Auteurs: Loubet P Palich R Kojan R Peyrouset O Danel C Nicholas S Conde M Porten K Augier A Yazdanpanah Y
Référence de l'article: The American journal of tropical medicine and hygiene 2016 Dec 07; 95(6); 1362-1367. doi: 10.4269/ajtmh.16-0026. Epub 2016 10 10


The 2014 Ebola epidemic has shown the importance of accurate and rapid triage tools for patients with suspected Ebola virus disease (EVD). Our objective was to create a predictive score for EVD. We retrospectively reviewed all suspected cases admitted to the Ebola treatment center (ETC) in Nzérékoré, Guinea, between December 2, 2014, and February 23, 2015. We used a multivariate logistic regression model to identify clinical and epidemiological factors associated with EVD, which were used to create a predictive score.

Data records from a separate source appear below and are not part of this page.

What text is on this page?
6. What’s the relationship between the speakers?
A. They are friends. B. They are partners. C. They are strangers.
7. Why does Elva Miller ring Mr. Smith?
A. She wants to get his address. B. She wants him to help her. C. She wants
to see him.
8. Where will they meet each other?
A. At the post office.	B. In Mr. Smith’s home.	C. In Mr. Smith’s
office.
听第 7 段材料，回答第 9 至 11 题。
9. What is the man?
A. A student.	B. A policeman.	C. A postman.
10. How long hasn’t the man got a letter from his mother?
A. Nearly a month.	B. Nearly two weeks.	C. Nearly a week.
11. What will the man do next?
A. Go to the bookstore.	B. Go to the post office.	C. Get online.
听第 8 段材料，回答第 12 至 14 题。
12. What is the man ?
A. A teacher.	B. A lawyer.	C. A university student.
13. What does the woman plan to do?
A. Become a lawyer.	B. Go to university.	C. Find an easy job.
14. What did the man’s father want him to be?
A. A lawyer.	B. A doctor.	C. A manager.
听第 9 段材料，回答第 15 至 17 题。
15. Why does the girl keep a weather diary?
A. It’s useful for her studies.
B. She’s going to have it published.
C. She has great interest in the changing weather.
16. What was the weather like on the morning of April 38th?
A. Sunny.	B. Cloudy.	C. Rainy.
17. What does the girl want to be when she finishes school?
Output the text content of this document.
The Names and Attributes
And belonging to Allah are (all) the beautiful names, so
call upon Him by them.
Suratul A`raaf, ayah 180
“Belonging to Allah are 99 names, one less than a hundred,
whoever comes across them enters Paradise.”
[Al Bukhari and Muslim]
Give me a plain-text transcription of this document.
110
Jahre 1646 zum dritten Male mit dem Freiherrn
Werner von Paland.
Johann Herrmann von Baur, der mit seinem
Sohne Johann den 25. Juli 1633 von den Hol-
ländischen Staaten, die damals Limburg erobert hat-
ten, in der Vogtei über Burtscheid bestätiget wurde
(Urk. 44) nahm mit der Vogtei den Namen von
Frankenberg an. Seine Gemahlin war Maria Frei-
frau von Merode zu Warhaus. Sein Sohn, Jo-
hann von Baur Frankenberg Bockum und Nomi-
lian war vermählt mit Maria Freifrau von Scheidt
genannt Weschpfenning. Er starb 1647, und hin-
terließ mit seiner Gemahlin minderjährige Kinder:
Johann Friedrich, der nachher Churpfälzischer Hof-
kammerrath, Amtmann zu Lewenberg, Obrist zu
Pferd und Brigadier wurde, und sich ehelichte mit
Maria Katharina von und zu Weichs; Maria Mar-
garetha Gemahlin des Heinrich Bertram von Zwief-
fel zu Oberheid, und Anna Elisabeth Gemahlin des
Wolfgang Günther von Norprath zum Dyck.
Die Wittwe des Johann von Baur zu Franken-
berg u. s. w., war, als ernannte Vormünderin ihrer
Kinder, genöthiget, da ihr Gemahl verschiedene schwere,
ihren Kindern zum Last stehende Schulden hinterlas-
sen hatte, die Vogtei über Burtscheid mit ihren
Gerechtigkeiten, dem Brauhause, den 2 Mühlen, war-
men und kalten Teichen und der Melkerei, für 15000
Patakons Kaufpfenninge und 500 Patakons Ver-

A bootstrap sampling method was applied to our sample to determine characteristics of the score to discriminate EVD. Among the 145 patients included in the study (48% male, median age 29 years), EVD was confirmed in 76 (52%) patients. One hundred and eleven (77%) patients had at least one epidemiological risk factor. Optimal cutoff value of fever to discriminate EVD was 38.5°C. After adjustment on presence of a risk factor, temperature higher than 38.5°C (odds ratio [OR] = 18.1, 95% confidence interval [CI] = 7.6-42.9), and anorexia (OR = 2.5, 95% CI = 1.1-6.1) were independently associated with EVD. The score had an area under curve of 0.85 (95% CI = 0.78-0.91) for the prediction of laboratory-confirmed EVD. Classification of patients in a high-risk group according to the score had a lower sensitivity (71% versus 86%) but higher specificity (85% versus 41%) than the existing World Health Organization algorithm. This score, which requires external validation, may be used in high-prevalence settings to identify different levels of risk in EVD suspected patients and thus allow a better orientation in different wards of ETC.

© The American Society of Tropical Medicine and Hygiene.